The banks will be subject to the 10% super tax from tax year 2023.
The government has also reduced the proposed 2% capital value tax on vehicles besides omitting the taxable limit of Rs5 million value of the car. It has proposed 1% CVT on all cars of 1,300 cc and above.
The government has further amended the clause introduced on June 10 to collect tax on the deemed income from properties. The government will treat these immovable assets as capital assets to avoid legal complications.
The proposed changes exclude any capital asset or property owned by the resident person from the deemed income tax. The agricultural land has also been excluded from the tax, except farm houses.
Any constructed property in respect of which the completion certificate has been obtained from the concerned authority will also be excluded from the levy.
The government has again reduced the limit of expenditure that can be made without digital mode but eligible for tax allowance from Rs1 million to Rs250,000. However, it has reduced the disallowance of expenditure from 10% to 8%.
The government has restored the income tax exemption on contribution to the pension funds for both companies and individuals.
The government has extended the tax credit to the charitable organizations for one year, as against earlier proposal of two years, covered under section 100C.
Sales Tax
The government has also imposed 1% GST on Manufacture or import of substances registered as drugs under the Drugs Act, 1976 and also 1% on Active Pharmaceutical Ingredients, excluding excipients, for manufacture of drugs registered under the Drugs Act, 1976 or raw materials for the basic manufacture of pharmaceutical active ingredients.
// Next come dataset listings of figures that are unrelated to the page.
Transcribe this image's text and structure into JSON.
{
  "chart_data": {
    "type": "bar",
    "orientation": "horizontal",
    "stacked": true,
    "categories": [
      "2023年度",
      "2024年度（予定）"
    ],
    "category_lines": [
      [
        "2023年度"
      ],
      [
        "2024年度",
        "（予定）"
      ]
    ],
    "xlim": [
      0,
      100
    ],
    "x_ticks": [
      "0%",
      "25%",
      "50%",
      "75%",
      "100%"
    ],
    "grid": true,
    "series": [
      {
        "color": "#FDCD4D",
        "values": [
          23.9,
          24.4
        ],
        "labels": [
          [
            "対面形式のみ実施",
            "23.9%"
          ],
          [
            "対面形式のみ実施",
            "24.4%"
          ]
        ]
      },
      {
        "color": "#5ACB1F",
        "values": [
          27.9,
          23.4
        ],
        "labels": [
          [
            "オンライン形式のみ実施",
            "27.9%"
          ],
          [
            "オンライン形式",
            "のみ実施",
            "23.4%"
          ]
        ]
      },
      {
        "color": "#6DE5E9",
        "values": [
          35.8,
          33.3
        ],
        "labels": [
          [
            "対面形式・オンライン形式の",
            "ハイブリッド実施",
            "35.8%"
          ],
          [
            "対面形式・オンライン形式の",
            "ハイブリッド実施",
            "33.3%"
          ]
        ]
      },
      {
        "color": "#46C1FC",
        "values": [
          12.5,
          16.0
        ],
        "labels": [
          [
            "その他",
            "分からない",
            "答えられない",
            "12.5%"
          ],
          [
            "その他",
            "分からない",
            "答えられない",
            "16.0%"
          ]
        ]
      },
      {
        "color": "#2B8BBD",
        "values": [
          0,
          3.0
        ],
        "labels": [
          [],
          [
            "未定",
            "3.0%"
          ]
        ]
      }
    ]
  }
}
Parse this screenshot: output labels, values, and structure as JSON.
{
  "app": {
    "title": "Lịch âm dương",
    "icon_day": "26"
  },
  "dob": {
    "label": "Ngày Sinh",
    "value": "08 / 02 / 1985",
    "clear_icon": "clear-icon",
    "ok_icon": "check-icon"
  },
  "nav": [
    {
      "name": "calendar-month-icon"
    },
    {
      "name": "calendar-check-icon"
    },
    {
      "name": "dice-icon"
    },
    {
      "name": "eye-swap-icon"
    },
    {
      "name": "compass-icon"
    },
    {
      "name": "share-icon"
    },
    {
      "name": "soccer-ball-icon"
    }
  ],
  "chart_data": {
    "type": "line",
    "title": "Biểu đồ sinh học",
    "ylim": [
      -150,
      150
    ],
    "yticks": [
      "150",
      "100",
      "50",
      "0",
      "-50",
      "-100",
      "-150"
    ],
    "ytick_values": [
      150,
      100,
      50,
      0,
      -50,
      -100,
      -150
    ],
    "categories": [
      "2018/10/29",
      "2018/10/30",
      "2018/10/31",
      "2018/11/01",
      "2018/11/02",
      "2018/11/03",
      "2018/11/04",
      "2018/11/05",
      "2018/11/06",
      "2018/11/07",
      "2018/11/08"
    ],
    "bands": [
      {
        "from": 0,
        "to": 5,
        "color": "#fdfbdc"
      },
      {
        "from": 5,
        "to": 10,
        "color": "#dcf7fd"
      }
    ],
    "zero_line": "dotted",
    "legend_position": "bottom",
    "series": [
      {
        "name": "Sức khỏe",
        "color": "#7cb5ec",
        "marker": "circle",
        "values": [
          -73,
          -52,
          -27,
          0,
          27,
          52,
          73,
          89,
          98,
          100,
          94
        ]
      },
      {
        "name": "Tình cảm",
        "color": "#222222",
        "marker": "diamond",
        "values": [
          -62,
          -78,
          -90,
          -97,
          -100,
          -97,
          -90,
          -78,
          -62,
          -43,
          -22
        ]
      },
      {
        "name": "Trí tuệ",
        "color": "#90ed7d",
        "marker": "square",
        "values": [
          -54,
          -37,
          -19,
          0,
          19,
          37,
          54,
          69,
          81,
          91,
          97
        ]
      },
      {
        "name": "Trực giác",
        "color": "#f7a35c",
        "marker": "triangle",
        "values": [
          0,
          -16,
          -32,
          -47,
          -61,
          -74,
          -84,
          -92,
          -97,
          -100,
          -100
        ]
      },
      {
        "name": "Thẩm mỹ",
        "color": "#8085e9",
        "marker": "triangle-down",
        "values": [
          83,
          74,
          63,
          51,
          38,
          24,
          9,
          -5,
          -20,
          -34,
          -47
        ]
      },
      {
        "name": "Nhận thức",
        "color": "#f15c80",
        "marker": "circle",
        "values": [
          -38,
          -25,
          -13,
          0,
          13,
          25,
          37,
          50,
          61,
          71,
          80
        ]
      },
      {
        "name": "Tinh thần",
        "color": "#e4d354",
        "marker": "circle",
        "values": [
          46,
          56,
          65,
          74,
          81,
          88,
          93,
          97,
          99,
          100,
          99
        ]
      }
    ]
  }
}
Earlier, these sectors had been brought in zero rating regime, which resulted into blockage of Rs40 billion refunds.
The government has also restored the existing sales tax rates on import of mobiles in the CKD kits form. The government has imposed Rs700 per metric tons GST on coal –increasing it from Rs425.
The government has proposed to exclude jewelers doing business in less than 300 square feet shop from standard sales tax and they will now be charged at Rs40,000 fixed tax to cover their all tax related liabilities.
It has proposed 3% tax on sale of jewelry 12.5% on sale of electric vehicle in CBU condition of 50 kv battery or below and 1% on electric vehicle transport buses of 25 seats or more in CBU form. The
It has also proposed that the fixed sales tax rates of Rs3,000 to Rs10,000 will be doubled for those retailers whose names are not appearing in the Active Taxpayers List issued by the Board under the Income Tax Ordinance, 2001 on the date of issuance of monthly electricity bill.
The government has proposed abolishing 17% GST on the retail price of the fertilizer and exempted it from the tax. The sales tax exemption for oil cake and solid residue has also been restored.
The government has restored zero rating on local supplies of raw materials, components, part and plant and machinery to registered exporters authorized under Export Facilitation Scheme, 2021 notified by the Board with such conditions, limitations and restrictions as specified therein.
Customs duty
The government has withdrawn the decision that the collector can impose port charges –which was otherwise the domain of the Ministry for Maritime Affairs. The government has increased custom duties on import of Synthetic organic products of a kind used as fluorescent brightening agents from 16% to 20% and on Acid dyes, direct and reactive dyes from 11% to 16%.